The HUP Evaluation Assistantship (HEA) pilot provides paid year-long positions for two graduate research assistants (GRAs) to develop evaluation tools that help Hennepin County improve its ability to reduce disparities and create an environment where all residents can thrive. The county-identified evaluation topics for 2024 are “Streets to Housing Evaluation” and “Status Neutral Strategies to Reduce HIV Incidence Among Young Black Men”. Learn more about these topics. For questions, please email us at [email protected].
HEA students will help plan and design evaluation frameworks, processes and tools that will build capacity for Hennepin County policymakers to make ongoing and long-term strategic decisions. This work will be done in partnership with county subject matter experts, with additional guidance provided by county mentors and UMN faculty. Throughout the program you will will have a high level of autonomy to lead your own work, similar to an external consultant.
HEA students will lead the evaluation design process from conceptualization to execution. This is divided into three distinct stages:
- Spring | Planning: GRAs will (1) conduct initial background research, and (2) develop a project scope that identifies needs, goals, limitations, and resources.
- Summer | Creating: GRAs will (1) create an evaluation plan and accompanying tools (e.g. surveys, focus group/interview questions, etc.), and (2) continue research as-needed.
- Fall | Executing/Offboarding: GRAs will begin executing on the evaluation and/or help transfer the evaluation effort and research findings to Hennepin County staff.
2024 Key Details:
- Application Period: October 27 through November 13
- Program Duration: January 11, 2024 - January 8, 2025
- Hours: Spring = 10 hrs/wk (50% tuition benefit), Summer = 20 hrs/wk (no tuition), Fall = 10 hrs/wk (50% tuition benefit)
- Hourly Rate: $21.58 (MA level), $24.40 (PhD level)
- Location: hybrid work + in-person cohort activities
Students will be "re-hired" each semester, contingent on performance. Students who anticipate graduating in May 2024 are welcome to apply.
The UMN requires that GRAs be:
- Admitted to a graduate school degree program or a post-baccalaureate professional degree program.
- Registered for the minimum number of required credits for an assistantship during both Fall and Spring terms (more info)
- Authorized to work in the United States (International students who work on-campus are eligible)
In addition to the above eligibility requirements, this program is a good fit for students who:
- Have an interest in evaluation, and who want to grow and creatively apply these skills and knowledge to community issues
- Are passionate about working to address racial disparities and other forms of inequity
- Want to work in an environment with a high level of collaborative teamwork and professional autonomy and responsibility
- All graduate level students are welcome to apply. This program is a particularly good fit for students who are considering, or currently enrolled in, a PhD program.
How to Apply
Disparity Reduction and Climate Action are emphasized in all county work. We encourage you to review Hennepin County’s Disparity Reduction and Climate Action priorities to familiarize yourself with current efforts.
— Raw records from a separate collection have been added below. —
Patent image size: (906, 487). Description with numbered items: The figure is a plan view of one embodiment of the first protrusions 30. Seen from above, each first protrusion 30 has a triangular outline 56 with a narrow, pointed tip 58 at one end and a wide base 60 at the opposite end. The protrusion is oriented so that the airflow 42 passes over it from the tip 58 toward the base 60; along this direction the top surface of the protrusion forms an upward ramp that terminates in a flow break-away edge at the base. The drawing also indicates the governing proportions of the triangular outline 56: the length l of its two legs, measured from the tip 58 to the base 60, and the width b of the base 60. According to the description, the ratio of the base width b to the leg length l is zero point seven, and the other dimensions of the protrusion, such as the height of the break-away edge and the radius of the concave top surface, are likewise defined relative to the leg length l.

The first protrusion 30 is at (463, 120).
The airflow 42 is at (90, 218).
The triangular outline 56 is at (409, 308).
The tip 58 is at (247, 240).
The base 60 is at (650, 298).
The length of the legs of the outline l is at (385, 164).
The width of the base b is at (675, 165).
Fill out the online application by Monday, November 13, 11:59pm CST. Use the instructions linked here to complete your application. You will be notified of the final decision by December 1.
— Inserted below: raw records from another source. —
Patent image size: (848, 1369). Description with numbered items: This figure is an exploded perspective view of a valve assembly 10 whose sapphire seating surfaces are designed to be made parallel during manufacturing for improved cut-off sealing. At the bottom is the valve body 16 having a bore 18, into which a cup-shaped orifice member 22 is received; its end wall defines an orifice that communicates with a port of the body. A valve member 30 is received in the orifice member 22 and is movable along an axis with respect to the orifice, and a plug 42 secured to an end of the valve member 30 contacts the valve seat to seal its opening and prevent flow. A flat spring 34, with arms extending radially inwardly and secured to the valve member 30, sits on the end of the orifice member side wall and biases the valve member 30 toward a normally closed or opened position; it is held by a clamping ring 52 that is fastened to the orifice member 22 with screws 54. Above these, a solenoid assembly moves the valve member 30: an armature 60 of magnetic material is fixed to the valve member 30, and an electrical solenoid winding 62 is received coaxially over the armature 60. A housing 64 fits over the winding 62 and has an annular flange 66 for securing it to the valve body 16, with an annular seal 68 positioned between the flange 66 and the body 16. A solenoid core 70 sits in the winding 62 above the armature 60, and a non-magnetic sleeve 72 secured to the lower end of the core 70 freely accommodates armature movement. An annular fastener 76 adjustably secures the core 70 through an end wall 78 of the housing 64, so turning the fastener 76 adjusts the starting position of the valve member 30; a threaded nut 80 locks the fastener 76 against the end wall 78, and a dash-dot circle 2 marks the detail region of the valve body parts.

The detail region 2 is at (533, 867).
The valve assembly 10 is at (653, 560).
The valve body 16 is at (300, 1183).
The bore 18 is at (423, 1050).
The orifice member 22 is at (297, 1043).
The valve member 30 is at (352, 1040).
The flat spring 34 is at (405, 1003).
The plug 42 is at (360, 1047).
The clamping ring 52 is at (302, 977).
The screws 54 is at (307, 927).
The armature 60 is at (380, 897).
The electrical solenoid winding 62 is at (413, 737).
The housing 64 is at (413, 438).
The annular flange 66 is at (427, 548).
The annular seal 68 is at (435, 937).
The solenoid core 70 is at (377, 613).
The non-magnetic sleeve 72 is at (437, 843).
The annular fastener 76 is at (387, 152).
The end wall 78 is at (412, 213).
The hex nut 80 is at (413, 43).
After the application closes, HUP staff will review applications and invite applicants to a first-round interview during November. After first-round interviews, HUP staff will extend an offer for second-round interviews. All applicants will know the result of their application no later than December 1.
Applicants will be evaluated based on the following criteria:
- 50%: Ability and motivation to conduct evaluative work with a local government partner. This requires:
- Strong communication and interpersonal skills
- Strong analytical skills
- Curiosity, and an ability to observe and question
- Ability to lead a project with limited oversight
- Ability to effectively adapt and work within strong organizational cultures
- Self-awareness of one’s strengths and weaknesses
- 25%: Transferability of skills, experience, and knowledge to the preselected evaluation topics
- 25%: How participation in the program will benefit the student in their academic and professional development.
We will use the following sources to evaluate applicants:
- First- and second-round interviews
- Short answer responses
- Class list
- Mirinda Morency, College of Education and Human Development: conducted developmental evaluation work to assess the impacts of Hennepin County's violence prevention programming.
- Margaret Turvey, Humphrey School of Public Affairs: established evaluation frameworks to assess the impact of Hennepin County's Affordable Housing Incentive Fund.